Videokonferenz mit Echtzeit-Übersetzung
Telepräsenz

Anchorman der Videokonferenz

Videokonferenzen selbst zwischen mehrere Tausend Kilometer voneinander entfernten Firmenstandorten und in unterschiedlichen Sprachen können künftig deutlich lebensnaher und einfacher gestaltet werden. Ein von T-Systems entwickeltes Sprachtalent auf Rädern sorgt dafür. 
Autor: Sven Hansel
Fotos: iStockphoto
Hollywoodblockbuster im Kino in 3D sind längst Standard, Virtual- und Augmented-Reality-Lösungen ziehen in die Fabrikhallen ein und virtualisierte Server ersetzen Unmengen an echter Hardware – die virtuelle Welt vermischt sich immer mehr mit der stofflichen. Eine weitere Innovation für diesen Weltenmix kommt jetzt von russischen Tüftlern der T-Systems.
„Wir wollen damit Sprachbarrieren und Distanzen überwinden“, sagt Kirill Vaniukov, technischer Projektmanager bei T-Systems in Sankt Petersburg. Dafür koppelten Vaniukov und seine Kollegen einen Telepräsenzroboter des US-Start-ups Double Robotics mit Echtzeitübersetzungssoftware. Idee: Double – der etwas an die Segway-Roller erinnert – lässt sich bei einer Videokonferenz zwischen beispielsweise Moskau und Bonn von einem Gesprächsteilnehmer in der Telekom-Zentrale fernbedient bewegen, der Robo selbst steht dann in Russland im Besprechungsraum. Die Kollegen in Osteuropa sehen den virtuellen Counterpart in Bonn über das iPad des Roboters an, begegnen ihm sozusagen auf Augenhöhe. Gewissermaßen wie der Anchorman einer Video-Konferenz kann Double dann während der Kommunikation seine Position verändern und jeden einzelnen Meetingteilnehmer „anschauen“, der Gesprächspartner wird also greifbarer. “Ein rollendes Digital-Alter-Ego“, wie das Magazin „Der Spiegel“ unlängst staunte.
Der Clou ist, dass Double mit einem Echtzeit-Übersetzungsmodul verbunden ist.

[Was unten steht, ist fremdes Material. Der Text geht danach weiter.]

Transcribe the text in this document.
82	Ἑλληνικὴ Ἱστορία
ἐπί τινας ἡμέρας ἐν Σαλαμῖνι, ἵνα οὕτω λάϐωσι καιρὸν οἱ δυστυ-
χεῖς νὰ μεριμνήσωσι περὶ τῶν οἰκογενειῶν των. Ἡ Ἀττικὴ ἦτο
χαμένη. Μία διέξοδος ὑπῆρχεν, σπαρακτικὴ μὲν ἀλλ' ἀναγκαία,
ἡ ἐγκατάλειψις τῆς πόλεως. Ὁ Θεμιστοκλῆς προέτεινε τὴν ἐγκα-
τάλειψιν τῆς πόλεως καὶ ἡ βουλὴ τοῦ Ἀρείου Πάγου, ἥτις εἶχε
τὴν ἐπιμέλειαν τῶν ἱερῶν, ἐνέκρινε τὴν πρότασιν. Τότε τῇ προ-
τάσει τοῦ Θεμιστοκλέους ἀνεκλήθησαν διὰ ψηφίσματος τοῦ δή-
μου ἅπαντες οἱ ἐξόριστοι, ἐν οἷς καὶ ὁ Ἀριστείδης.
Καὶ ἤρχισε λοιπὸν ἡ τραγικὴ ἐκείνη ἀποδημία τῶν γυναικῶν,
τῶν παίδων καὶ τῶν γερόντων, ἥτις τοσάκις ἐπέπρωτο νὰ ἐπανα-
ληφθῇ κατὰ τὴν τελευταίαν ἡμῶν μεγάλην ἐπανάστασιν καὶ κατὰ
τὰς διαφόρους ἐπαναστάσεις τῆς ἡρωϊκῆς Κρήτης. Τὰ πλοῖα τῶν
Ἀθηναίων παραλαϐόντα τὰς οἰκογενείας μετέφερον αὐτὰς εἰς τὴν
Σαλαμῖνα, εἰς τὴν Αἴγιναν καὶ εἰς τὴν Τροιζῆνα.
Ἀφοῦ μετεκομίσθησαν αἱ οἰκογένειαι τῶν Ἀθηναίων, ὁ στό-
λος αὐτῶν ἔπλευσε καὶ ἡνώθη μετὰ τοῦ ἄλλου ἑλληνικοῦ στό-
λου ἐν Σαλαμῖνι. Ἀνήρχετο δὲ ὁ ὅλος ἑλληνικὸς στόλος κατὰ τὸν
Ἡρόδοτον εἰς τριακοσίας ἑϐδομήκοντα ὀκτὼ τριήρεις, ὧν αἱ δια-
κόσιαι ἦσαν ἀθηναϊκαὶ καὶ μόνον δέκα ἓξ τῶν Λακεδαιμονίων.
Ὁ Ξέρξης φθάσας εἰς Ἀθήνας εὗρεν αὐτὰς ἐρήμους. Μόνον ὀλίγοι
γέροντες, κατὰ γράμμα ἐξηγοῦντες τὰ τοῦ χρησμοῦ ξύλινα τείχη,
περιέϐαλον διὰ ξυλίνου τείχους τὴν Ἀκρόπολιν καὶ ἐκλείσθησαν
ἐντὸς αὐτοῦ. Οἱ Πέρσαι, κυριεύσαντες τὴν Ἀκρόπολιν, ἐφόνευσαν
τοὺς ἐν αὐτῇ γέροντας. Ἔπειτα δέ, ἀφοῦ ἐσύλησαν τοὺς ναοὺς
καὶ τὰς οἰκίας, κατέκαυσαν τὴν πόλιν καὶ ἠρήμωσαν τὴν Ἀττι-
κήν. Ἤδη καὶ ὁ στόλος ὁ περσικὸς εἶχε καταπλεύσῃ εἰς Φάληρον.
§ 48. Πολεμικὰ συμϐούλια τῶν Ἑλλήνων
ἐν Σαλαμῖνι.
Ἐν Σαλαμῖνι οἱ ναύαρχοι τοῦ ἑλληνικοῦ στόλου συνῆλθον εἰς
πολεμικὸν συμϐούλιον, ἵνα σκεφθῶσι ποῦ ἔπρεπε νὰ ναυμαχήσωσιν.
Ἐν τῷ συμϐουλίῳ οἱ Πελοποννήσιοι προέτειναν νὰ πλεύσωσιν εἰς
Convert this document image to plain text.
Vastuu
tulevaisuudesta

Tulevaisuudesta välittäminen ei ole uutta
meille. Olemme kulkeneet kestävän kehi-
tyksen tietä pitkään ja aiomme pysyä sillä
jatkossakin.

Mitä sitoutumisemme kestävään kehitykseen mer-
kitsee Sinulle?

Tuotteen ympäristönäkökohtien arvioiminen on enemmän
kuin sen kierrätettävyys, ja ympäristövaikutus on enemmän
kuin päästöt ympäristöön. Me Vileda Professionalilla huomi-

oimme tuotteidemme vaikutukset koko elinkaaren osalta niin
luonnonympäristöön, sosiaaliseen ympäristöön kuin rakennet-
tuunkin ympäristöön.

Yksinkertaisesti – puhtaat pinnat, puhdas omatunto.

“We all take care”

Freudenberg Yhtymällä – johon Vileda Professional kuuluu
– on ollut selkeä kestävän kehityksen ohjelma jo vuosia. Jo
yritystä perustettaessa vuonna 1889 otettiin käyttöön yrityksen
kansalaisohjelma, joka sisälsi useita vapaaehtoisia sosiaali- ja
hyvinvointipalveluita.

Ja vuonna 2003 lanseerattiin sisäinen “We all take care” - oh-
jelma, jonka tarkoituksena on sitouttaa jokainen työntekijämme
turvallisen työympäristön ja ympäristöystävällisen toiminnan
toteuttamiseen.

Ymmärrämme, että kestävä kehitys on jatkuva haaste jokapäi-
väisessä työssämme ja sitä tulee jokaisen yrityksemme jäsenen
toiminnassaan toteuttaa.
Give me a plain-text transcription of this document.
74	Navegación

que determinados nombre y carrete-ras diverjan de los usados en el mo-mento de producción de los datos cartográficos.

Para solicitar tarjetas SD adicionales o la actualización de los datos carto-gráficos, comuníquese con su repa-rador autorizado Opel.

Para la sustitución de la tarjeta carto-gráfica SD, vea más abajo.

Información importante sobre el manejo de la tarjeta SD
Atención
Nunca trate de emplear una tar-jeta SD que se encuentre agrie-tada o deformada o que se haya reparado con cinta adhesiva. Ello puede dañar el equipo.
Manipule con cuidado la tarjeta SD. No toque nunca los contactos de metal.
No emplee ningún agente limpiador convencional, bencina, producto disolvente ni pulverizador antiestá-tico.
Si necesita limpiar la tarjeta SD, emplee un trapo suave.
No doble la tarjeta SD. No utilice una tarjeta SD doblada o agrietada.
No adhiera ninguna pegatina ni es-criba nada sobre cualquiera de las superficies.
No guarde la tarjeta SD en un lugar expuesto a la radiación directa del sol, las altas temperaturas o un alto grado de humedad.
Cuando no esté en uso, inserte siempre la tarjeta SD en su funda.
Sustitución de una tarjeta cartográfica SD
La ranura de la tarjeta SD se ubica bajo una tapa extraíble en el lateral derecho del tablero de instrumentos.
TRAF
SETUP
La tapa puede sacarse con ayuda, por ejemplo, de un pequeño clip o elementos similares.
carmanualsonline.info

Sagt dann Vaniukov etwa zu seinem Bonner Kollegen ins Headset: „Привет, Майкл, как дела?“ hört und sieht der auf seinem Bildschirm: „Hallo Michael, wie geht’s dir?“ Insgesamt ist das Meeting durch Double also nicht nur fassbarer, sondern auch unkomplizierter geworden.
Neben Russisch, Englisch und Deutsch beherrscht die Echtzeitübersetzung mit Roboterkollege Double zum Start auch Japanisch, Chinesisch und beispielsweise Hindi. Im ersten Schritt basieren die Services auf Microsoft-Technologien, „aber wir haben die Lösung so aufgebaut, dass auch andere Hersteller von Übersetzungssoftware zum Zug kommen können“, so Vaniukov. Noch in diesem Jahr soll die Erfindung zur Marktreife gebracht werden. Neben dem Double benötigen Anwender nur noch einen Browser und eine Webcam, um via Tablet oder PC damit umzugehen. „Wir denken, dass die Lösung branchenunabhängig gute Dienste leistet. Und vor allem für weit verteilte Unternehmen spannend ist. Damit ist man in Meetings einfach deutlich präsenter“, sagt Timo Taschewski, der das Projekt für die deutsche T-Systems begleitet hat. Natürlich haben die Entwickler dabei auch auf maximale Sicherheit geachtet: „Double startet sich niemals selbst, um dann etwa autonom durch Büros zu fahren und Bilder aufzunehmen, sondern man muss immer einen Anruf aktiv annehmen, damit es losgeht“, so Taschewski.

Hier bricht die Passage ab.